CS Recommends: Dracula Bust, Plus Video Games & More!
Stuck inside? Don’t know what to watch/read/play/listen to? ComingSoon.net has got you covered. In this week’s CS Recommends our staff kicks off gives you solid tips on the best media to consume during your downtime, including a Classic Dracula Life-Size Bust and more! Check out our picks below!
MAX EVRY’S RECOMMEND: Classic Dracula Life-Size Bust
This is the perfect Halloween gift to the classic Universal Monster fan in your life, which could simply be YOU! This is the immortal Bela Lugosi from 1931’s Dracula in all his glory, rendered with life-like realism as a 1:1 scale bust by Black Heart Enterprises. It stands 15.5″ high and weighs 13lbs. It features Bela’s hypnotic gaze as he lures you in for that special kiss on the neck! The best part is right now distributor Sideshow is offering $50 off with the code “DRACBUST,” and if you have a Sideshow account you should also be able to earn some healthy rewards points for this purchase as well.
KYLIE HEMMERT’S RECOMMEND: Dead Space
Twelve years has passed since Dead Space first debuted on Xbox 360, PS3, and PC, and the game still stands as one of the scariest survival horror titles ever. In the single-player game from Electronic Arts, you play as Isaac Clarke, a systems engineer who is tasked with working his way through a mining spaceship, the Ishimura, where an alien artifact called the Marker has turned everyone on board into horrific creatures called Necromorphs. As Isaac, players have to fight their way through as they navigate the ship, solve puzzles, find ammo, and struggle with the character’s growing psychosis. The terror arises from the unknown, particularly as you move through the ship unsure of when a Necromorph is going to jump out at you, and the brilliant use of sound that creates a disturbing atmosphere of high-tension and isolation.
GRANT HERMANNS RECOMMENDS: Dawn of the Dead (2004)
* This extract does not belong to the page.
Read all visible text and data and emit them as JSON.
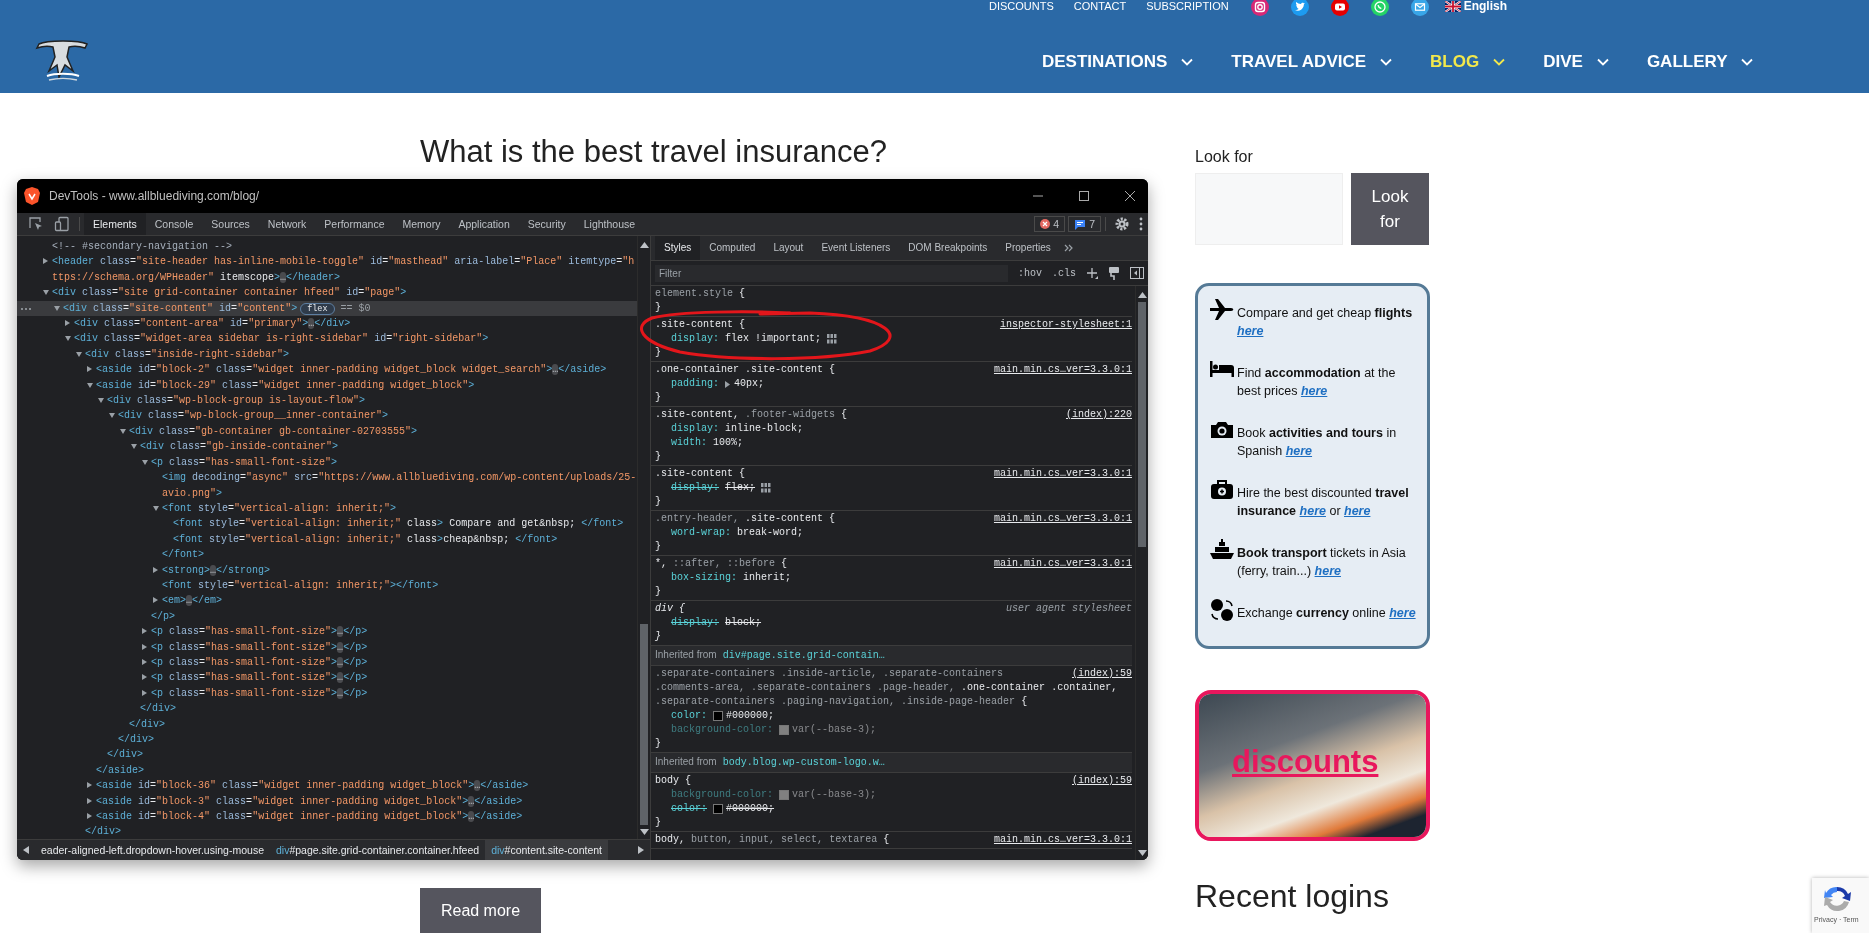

George A. Romero’s 1978 zombie classic Dawn of the Dead was a brilliant bit of satirical comedy mixed with undead action and though I greatly appreciate what he gave us, the James Gunn-penned remake is an energetic blast that is wildly unappreciated given its iconic source. Centered on a group of people taking shelter from a zombie apocalypse in a shopping mall, the film admittedly loses some of the capitalist satire from the original but expands the roster to feature a number of enjoyable, if unlikable, characters, infuses a nice wit throughout, utilizes incredible practical effects for its undead and some bold choices in regards to character deaths. Not to mention the wonderful homages and callbacks it features to the original film, most notably excellent cameo appearances from Ken Foree, Tom Savini and Scott Reiniger.
MAGGIE DELA PAZ’S RECOMMEND: Kingdom (South Korean Drama)
Set during South Korea’s Joseon dynasty, the series centers around Crown Prince Lee Chang as he tries to find out the truth behind his father’s mysterious illness which he suspects involves a political conspiracy against his succession to the throne. Unbeknownst to him, there is a much bigger threat that is coming as the illness spreads like wildfire all throughout his country turning people into flesh-eating monsters. Now, it is up to Chang along with physician Seo-Bi and the skillful Yeong-Shin to fight the dead and search for the cure all the while trying to save the royal dynasty from falling into treacherous hands.
If you are a fan of Train to Busan, I assure you that you will love Kingdom even more than the 2016 hit blockbuster film. Based on Kim Eun-hee and Yang Kyung-il’s webtoon comic, this South Korean horror drama features a well-crafted storyline that was topped off by great and moving performances from its cast led by Ju Ji-hoon, Bae Doona and the versatile Ryu Seung-ryong. It also features suspenseful and highly-entertaining sequences that will leave you on the edge of your seat through every scene. In addition to its horror aspects, the series also tells a political story that is as engaging as its zombie scenes.
JEFF AMES’ Recommend: Monster House
Forget the Nightmare Before Christmas and its non-stop musical numbers, the best animated Halloween flick remains Gil Kenan’s ridiculously underappreciated, gorgeously animated Monster House. Equal parts funny and scary, and packed with plenty of heart to go along with its clever premise, this kid feature owes a lot to the Amblin Entertainment films of yesteryear in its depiction of suburbia, adolescence and childhood terrors. Indeed, the filmmakers (including producers Steven Spielberg and Robert Zemeckis) go to great pains to show how talking to a girl is, in some regards, even more terrifying to a 12-year old than flinging dynamite at a deranged, living, breathing two-story monster whilst hanging from a crane over a vast construction site. And while the story of neighborhood pals knocking heads with a creature from beyond the grave remains simplistic, Kenan underscores the action with a hint of sorrow at a bygone era full of video game arcades, outdoor adventures and neighborhoods safe enough to require just two on duty cops at a time; and where the greatest threat to a young man’s well-being were supernatural.